Diversion may seem like an easy way to make extra cash, but it isn’t the primrose path it purports to be. Recently some states have passed bills allowing drug dealers and other people diverting their medications to be charged with murder if someone they sold substances or meds to happens to overdose and die. And it looks like similar bills being passed will be more common in the future as the number of prescription drug overdoses continues to increase. With the epidemic of prescription overdoses, it may behoove physicians with private practices to begin instituting protocols similar to those used in MAT facilities to minimize overdoses and diversion. First, do no harm. Where have I heard that before? Hmmm.

An Ounce of Prevention

“An ounce of prevention is worth a pound of cure.”    ~Ben Franklin

Shi…oops, I mean, stuff happens. I’m referring to relapse, specifically. Relapse is a part of the recovery process. It is a crappy part, but a part nonetheless. It is extremely rare to have a patient enter treatment and stay on the straight and narrow without a single relapse at some point in his/her treatment episode. I state this fact not to give patients an excuse to relapse, but to help to avoid the guilt and shame that keep patients using illicit substances once they do relapse. Relapse, like shi…stuff…happens.

Typically when people make the decision to enter substance abuse treatment, they are “gung ho” about making changes and are “all in” regarding their recovery. In the field we call this the Pink Cloud stage. Being excited about recovery is a very good thing; the problem lies in the ennui that comes after the Pink Could stage ends and everyday normal sets in. When that Pink Cloud lifts, everyday normalcy can seem…boring, despite being exactly what they expressed they wanted most when entering treatment.

Education regarding what to expect throughout each stage of treatment is the best defense a patient can have to protect his/her recovery. Any counselor or addictions therapist worth his/her salt will arm patients with adequate knowledge from the very start of treatment. After all, it is easier to handle situations if one is expecting them and has a plan of action to deal with them when they arise. This should include identifying the individual triggers for illicit substance use. Knowing the things that make a patient want to use, and having a plan of action to avoid those things and for how to handle them when they are unavoidable, are important elements of any treatment plan.
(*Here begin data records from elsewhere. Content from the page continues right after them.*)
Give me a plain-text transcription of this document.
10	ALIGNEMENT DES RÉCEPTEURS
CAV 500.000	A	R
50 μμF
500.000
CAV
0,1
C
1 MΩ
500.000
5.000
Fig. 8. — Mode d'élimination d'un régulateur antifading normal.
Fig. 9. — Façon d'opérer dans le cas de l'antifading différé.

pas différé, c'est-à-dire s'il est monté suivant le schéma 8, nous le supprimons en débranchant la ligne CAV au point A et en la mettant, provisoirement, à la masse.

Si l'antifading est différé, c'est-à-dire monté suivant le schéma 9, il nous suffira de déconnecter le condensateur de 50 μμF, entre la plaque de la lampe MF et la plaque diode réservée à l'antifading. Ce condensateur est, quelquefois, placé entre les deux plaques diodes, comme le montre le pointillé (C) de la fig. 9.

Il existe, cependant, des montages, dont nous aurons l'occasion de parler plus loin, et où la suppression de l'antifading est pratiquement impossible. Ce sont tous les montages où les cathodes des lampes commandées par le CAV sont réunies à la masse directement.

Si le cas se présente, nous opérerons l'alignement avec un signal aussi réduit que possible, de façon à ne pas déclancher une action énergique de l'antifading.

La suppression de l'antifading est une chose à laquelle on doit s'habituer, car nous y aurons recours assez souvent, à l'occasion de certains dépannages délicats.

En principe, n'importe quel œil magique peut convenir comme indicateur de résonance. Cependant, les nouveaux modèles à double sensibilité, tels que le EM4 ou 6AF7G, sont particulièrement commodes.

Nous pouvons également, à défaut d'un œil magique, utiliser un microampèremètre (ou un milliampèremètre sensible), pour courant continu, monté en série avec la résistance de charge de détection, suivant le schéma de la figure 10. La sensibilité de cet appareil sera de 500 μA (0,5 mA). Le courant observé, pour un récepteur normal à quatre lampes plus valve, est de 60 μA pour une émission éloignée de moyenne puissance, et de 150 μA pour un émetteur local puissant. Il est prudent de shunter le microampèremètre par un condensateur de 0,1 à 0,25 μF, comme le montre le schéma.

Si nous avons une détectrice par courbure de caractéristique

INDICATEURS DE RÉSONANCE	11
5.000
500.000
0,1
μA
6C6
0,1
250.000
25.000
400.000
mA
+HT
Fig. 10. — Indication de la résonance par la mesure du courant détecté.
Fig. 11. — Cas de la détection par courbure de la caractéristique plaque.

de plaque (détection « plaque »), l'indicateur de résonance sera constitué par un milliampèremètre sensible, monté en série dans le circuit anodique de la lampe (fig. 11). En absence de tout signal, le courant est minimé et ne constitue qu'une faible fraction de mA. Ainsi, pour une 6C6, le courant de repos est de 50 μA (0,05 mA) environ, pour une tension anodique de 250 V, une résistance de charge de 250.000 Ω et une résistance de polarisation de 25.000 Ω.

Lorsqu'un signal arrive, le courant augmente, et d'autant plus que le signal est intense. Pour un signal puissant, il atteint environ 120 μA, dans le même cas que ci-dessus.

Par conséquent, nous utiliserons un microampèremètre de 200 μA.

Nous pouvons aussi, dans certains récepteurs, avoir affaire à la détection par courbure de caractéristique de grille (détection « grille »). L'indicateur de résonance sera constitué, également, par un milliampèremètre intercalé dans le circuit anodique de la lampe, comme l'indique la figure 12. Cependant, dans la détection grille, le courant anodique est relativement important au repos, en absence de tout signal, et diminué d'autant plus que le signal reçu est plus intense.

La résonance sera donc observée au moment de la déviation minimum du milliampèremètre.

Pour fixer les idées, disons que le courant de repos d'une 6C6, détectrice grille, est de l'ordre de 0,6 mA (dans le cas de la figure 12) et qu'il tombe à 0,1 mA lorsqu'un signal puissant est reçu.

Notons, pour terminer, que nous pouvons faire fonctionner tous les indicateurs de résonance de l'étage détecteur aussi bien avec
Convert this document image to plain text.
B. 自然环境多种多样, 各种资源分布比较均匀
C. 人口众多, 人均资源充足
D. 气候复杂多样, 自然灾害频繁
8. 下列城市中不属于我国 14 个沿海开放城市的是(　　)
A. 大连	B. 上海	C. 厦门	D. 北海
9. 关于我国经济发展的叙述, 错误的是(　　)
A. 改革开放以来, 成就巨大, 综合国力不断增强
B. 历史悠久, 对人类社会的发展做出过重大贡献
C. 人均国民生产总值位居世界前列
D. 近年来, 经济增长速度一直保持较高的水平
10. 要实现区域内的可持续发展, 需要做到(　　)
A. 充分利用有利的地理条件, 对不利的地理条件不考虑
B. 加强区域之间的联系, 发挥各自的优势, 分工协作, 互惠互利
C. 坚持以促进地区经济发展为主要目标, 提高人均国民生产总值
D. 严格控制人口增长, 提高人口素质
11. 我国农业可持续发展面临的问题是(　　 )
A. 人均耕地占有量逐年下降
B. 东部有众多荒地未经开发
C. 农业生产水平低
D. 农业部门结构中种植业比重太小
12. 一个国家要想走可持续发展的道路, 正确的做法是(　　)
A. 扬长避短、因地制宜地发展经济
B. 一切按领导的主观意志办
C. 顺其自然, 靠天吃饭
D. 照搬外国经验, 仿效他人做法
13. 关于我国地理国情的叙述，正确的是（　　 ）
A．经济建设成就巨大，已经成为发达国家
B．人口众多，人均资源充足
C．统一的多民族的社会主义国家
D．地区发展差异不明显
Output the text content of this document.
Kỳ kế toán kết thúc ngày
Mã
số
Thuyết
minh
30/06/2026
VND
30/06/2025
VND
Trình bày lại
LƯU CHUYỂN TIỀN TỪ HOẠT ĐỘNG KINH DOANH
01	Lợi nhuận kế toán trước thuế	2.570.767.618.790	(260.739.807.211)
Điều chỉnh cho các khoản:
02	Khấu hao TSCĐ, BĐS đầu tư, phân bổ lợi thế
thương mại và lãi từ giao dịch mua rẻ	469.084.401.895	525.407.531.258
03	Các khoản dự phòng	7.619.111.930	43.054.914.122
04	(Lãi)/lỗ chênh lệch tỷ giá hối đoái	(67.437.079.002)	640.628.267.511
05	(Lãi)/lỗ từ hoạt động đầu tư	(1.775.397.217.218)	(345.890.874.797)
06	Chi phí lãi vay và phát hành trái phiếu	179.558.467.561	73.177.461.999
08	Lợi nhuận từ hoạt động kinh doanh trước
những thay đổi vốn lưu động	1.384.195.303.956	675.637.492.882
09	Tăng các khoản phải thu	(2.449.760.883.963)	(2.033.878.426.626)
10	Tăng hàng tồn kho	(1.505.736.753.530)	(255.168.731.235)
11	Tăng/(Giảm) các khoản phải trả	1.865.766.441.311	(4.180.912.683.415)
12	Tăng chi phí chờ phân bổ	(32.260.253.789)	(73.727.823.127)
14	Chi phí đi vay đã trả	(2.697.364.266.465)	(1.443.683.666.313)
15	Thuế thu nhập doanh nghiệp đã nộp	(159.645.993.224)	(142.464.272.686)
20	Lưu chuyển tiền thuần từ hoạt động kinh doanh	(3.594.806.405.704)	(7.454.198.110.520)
For anyone in recovery, it is also important to have support outside of the treatment setting. This entails more than simply finding a sponsor. This means changing the people that one surrounds oneself with, which can be a painful process. It means cutting off people that are damaging to one’s recovery, even if they are viewed as friends. It means not frequenting the same places that led/lead to using, or that contain people that use. One needs to change one’s playmates as well as one’s playground. There are many avenues to finding recovery support. A simple online search can be a good starting point for finding support meetings in one’s area such as  A.A., N.A., Celebrate Recovery, etc. Any treatment center should also be able to provide referrals upon request. Regardless of where it’s found, outside support is essential for anyone in recovery.

Recovery is never easy. Few things in life that are worth having are. One of the most awful aspects of addiction is that it is fatal if left untreated, so the choice should be easy, even if recovery itself is not. The choice is yours: life or death. What’s it gonna be? I hope you choose life. There are many beautiful things left to see and do. There are people that need you. You are here on this earth for a reason. You are still here because you are meant to make a difference to someone. That is why we are all here. That is why we all have differing struggles and different talents, to aid each other in this place and on this journey, until we reach our final destination. And we don’t need to do it alone. That in and of itself is a beautiful thing, even when the world is not. Choose life; there is more beyond the struggle.